Arriviamo invece al cuore di questa intervista: Love exchange, il tuo prossimo spettacolo a teatro. Vorrei che tu me lo presentassi in modo particolare. Come me lo venderesti questo spettacolo?

E’ uno spettacolo molto divertente, perché io sarò una donna molto elegante, sofisticata e con la puzza sotto al naso che starà con il classico “uomo medio italiano”, un po’ sempliciotto, che parla in romanaccio ecc.. Di punto in bianco per uno strano meccanismo di un’invenzione che stava facendo, si inceppa e ci scambiamo di corpo. E’ molto divertente vedere dal punto di vista dell’altro tutto quanto. Soprattutto di una persona, comunque sia, semplice e che non ha mille paturnie che ha una donna. Sarà divertente per me come attrice metterlo in scena e sarà divertente per il pubblico vederlo.

Leggendo in giro di questo spettacolo, ho visto che viene spesso definito come “graffiante”. Tu perché lo definiresti graffiante?

C’è molto un sottotesto di come vive l’uno nei panni dell’altro e si faccia fatica. Anche nei dialoghi, anche nel vivere, per esempio: c’è tutta una scena in cui lei, donna di spettacolo, vedrà lui realizzare la diretta televisiva. Molto divertente anche perché la trasmissione tratta temi come il femminismo, la violenza sulle donne, l’emancipazione. Dal punto di vista di un uomo, in questo caso molto semplice, è stato graffiante.

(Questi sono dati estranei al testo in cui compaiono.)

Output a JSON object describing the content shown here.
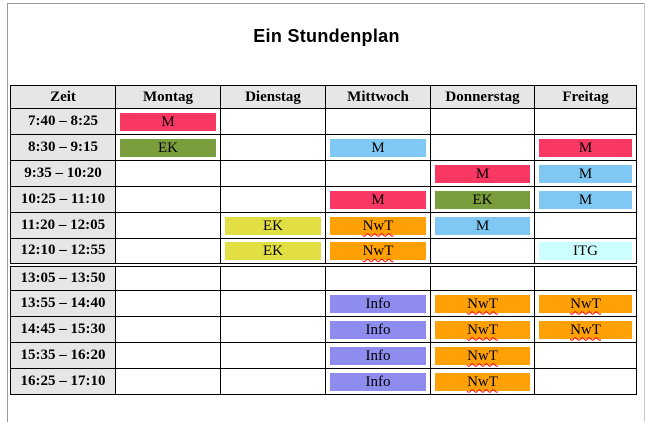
{
  "title": "Ein Stundenplan",
  "colors": {
    "pink": "#f93763",
    "green": "#7a9e3c",
    "yellow": "#e2df44",
    "blue": "#7ec8f3",
    "orange": "#ffa105",
    "purple": "#8e8cee",
    "cyan": "#ccffff",
    "header_bg": "#e6e6e6"
  },
  "table": {
    "columns": [
      "Zeit",
      "Montag",
      "Dienstag",
      "Mittwoch",
      "Donnerstag",
      "Freitag"
    ],
    "rows": [
      {
        "time": "7:40 – 8:25",
        "break_before": false,
        "cells": [
          {
            "subject": "M",
            "color": "pink",
            "misspelled": false
          },
          null,
          null,
          null,
          null
        ]
      },
      {
        "time": "8:30 – 9:15",
        "break_before": false,
        "cells": [
          {
            "subject": "EK",
            "color": "green",
            "misspelled": false
          },
          null,
          {
            "subject": "M",
            "color": "blue",
            "misspelled": false
          },
          null,
          {
            "subject": "M",
            "color": "pink",
            "misspelled": false
          }
        ]
      },
      {
        "time": "9:35 – 10:20",
        "break_before": false,
        "cells": [
          null,
          null,
          null,
          {
            "subject": "M",
            "color": "pink",
            "misspelled": false
          },
          {
            "subject": "M",
            "color": "blue",
            "misspelled": false
          }
        ]
      },
      {
        "time": "10:25 – 11:10",
        "break_before": false,
        "cells": [
          null,
          null,
          {
            "subject": "M",
            "color": "pink",
            "misspelled": false
          },
          {
            "subject": "EK",
            "color": "green",
            "misspelled": false
          },
          {
            "subject": "M",
            "color": "blue",
            "misspelled": false
          }
        ]
      },
      {
        "time": "11:20 – 12:05",
        "break_before": false,
        "cells": [
          null,
          {
            "subject": "EK",
            "color": "yellow",
            "misspelled": false
          },
          {
            "subject": "NwT",
            "color": "orange",
            "misspelled": true
          },
          {
            "subject": "M",
            "color": "blue",
            "misspelled": false
          },
          null
        ]
      },
      {
        "time": "12:10 – 12:55",
        "break_before": false,
        "cells": [
          null,
          {
            "subject": "EK",
            "color": "yellow",
            "misspelled": false
          },
          {
            "subject": "NwT",
            "color": "orange",
            "misspelled": true
          },
          null,
          {
            "subject": "ITG",
            "color": "cyan",
            "misspelled": false
          }
        ]
      },
      {
        "time": "13:05 – 13:50",
        "break_before": true,
        "cells": [
          null,
          null,
          null,
          null,
          null
        ]
      },
      {
        "time": "13:55 – 14:40",
        "break_before": false,
        "cells": [
          null,
          null,
          {
            "subject": "Info",
            "color": "purple",
            "misspelled": false
          },
          {
            "subject": "NwT",
            "color": "orange",
            "misspelled": true
          },
          {
            "subject": "NwT",
            "color": "orange",
            "misspelled": true
          }
        ]
      },
      {
        "time": "14:45 – 15:30",
        "break_before": false,
        "cells": [
          null,
          null,
          {
            "subject": "Info",
            "color": "purple",
            "misspelled": false
          },
          {
            "subject": "NwT",
            "color": "orange",
            "misspelled": true
          },
          {
            "subject": "NwT",
            "color": "orange",
            "misspelled": true
          }
        ]
      },
      {
        "time": "15:35 – 16:20",
        "break_before": false,
        "cells": [
          null,
          null,
          {
            "subject": "Info",
            "color": "purple",
            "misspelled": false
          },
          {
            "subject": "NwT",
            "color": "orange",
            "misspelled": true
          },
          null
        ]
      },
      {
        "time": "16:25 – 17:10",
        "break_before": false,
        "cells": [
          null,
          null,
          {
            "subject": "Info",
            "color": "purple",
            "misspelled": false
          },
          {
            "subject": "NwT",
            "color": "orange",
            "misspelled": true
          },
          null
        ]
      }
    ]
  }
}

Quindi c’è anche una critica alla società d’oggi immagino…

Sì, anche esattamente. Da un punto di vista maschile, questa è un po’ la novità.

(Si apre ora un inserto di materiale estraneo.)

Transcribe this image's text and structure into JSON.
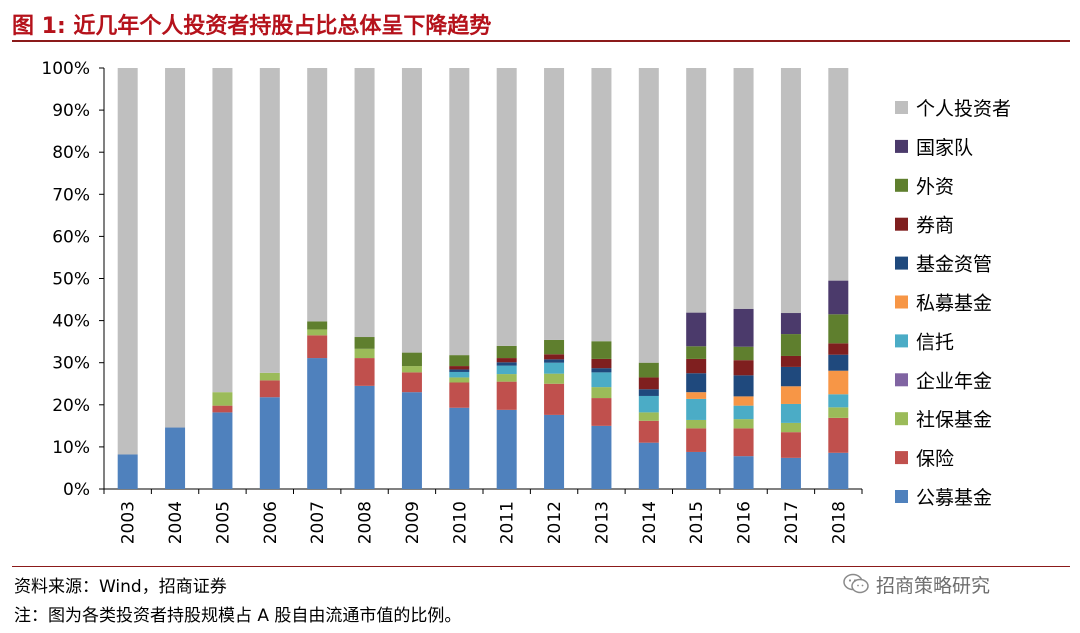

Possiamo dire che il tema dello spettacolo è l’empatia. Volevo chiederti che rapporto hai con l’empatia? Ti reputi una persona empatica? Se sì, lo sei sempre stata?

Allora, sì mi reputo una persona molto empatica e no, non penso di esserla sempre stata. Una predisposizione sicuramente c’era, poi ovviamente con il mio lavoro sicuramente sviluppi tantissimo questo tuo aspetto. Dovendosi innamorare, e provare emozioni ogni giorno (sul palco), devi empatizzare e l’amore come tanti altri sentimenti nasce dall’empatia. Dall’empatia nei confronti dell’altro, soprattutto dalle ferite e paure dell’altro. Senza empatia non ci riuscirei.

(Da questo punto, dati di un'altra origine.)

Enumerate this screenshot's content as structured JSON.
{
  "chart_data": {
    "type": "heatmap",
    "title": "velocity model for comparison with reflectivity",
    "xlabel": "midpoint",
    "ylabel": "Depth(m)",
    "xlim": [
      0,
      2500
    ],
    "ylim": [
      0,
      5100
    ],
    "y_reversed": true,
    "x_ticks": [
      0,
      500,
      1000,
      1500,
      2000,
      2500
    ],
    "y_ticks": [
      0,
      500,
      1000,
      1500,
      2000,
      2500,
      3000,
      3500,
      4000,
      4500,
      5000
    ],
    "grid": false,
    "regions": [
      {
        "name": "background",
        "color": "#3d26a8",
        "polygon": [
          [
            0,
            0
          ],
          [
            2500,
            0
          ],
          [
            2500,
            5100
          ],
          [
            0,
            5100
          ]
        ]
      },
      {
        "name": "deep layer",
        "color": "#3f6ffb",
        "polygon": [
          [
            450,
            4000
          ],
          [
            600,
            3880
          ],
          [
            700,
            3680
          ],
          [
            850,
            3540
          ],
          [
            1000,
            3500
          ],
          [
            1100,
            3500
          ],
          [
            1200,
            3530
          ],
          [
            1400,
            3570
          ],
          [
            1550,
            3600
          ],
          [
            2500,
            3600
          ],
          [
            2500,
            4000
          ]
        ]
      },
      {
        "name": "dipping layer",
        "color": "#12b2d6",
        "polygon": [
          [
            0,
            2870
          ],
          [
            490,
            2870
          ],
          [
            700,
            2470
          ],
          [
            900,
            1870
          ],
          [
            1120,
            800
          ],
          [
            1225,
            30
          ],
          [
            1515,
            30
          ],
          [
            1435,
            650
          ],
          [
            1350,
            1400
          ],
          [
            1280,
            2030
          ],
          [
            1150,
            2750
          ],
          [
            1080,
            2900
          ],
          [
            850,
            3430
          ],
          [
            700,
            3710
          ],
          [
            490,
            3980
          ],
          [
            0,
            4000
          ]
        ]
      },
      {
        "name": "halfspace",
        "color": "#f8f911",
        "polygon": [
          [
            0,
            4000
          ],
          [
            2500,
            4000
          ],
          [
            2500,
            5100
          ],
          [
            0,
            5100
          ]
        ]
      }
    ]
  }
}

Immagino che per il lavoro dell’attore sia necessario.

Si, sicuramente serve anche per creare un legame immediato. Ci deve essere molta empatia per andare nel profondo.

Concludere questa intervista chiedendoti: Che rapporto e che sinergia c’era con i colleghi di questo spettacolo e se magari hai qualche aneddoto sulla lavorazione di questo spettacolo

Con tanti di loro ho già lavorato parecchie volte. In particolare con tre di loro c’è già molta confidenza. Tra l’altro, l’attore che qui fa mio marito, lo ha già fatto in passato in un paio di spettacoli. In questo siamo già molto avvantaggiati.

Un aneddoto divertente può essere sicuramente nella giornata di ieri. Abbiamo fatto le prove e c’era la scena in cui io e il mio finto marito facciamo l’amore, ma non siamo nei nostri corpi naturali, secondo la storia. Ci sono stati un po’ di tentativi divertenti, soprattutto sulla posizione e su come metterci. Anche il regista si divertiva e ci ha lasciato fare per un po’.

Sarei molto curioso di questo aspetto. Lavorare a questo spettacolo ti ha portato a notare alcune cose nel tuo quotidiano, che senza un esercizio di empatia come questo, non avresti notato?

Sì, la particolarità di questo spettacolo è che ho dovuto ragionare nel provare emozioni però ragionando come un uomo. Quindi ho dovuto fare questa cosa che non mi era capitata prima. Non sono io donna, che comunque mi è molto più facile fare e provare delle cose, ma io uomo “semplice”. E’ stato comunque sia, una cosa che di me non sapevo né conoscevo.

Classica domanda di fine intervista: Nei progetti futuri resterai sulla linea delle commedie graffianti oppure cambierai rotta? 

Ad ottobre andrò in scena con uno spettacolo molto drammatico. Quindi tutt’altro genere. Poi ci sarà un docufilm fantascientifico sui viaggi nel tempo. Questi sono i progetti più imminenti.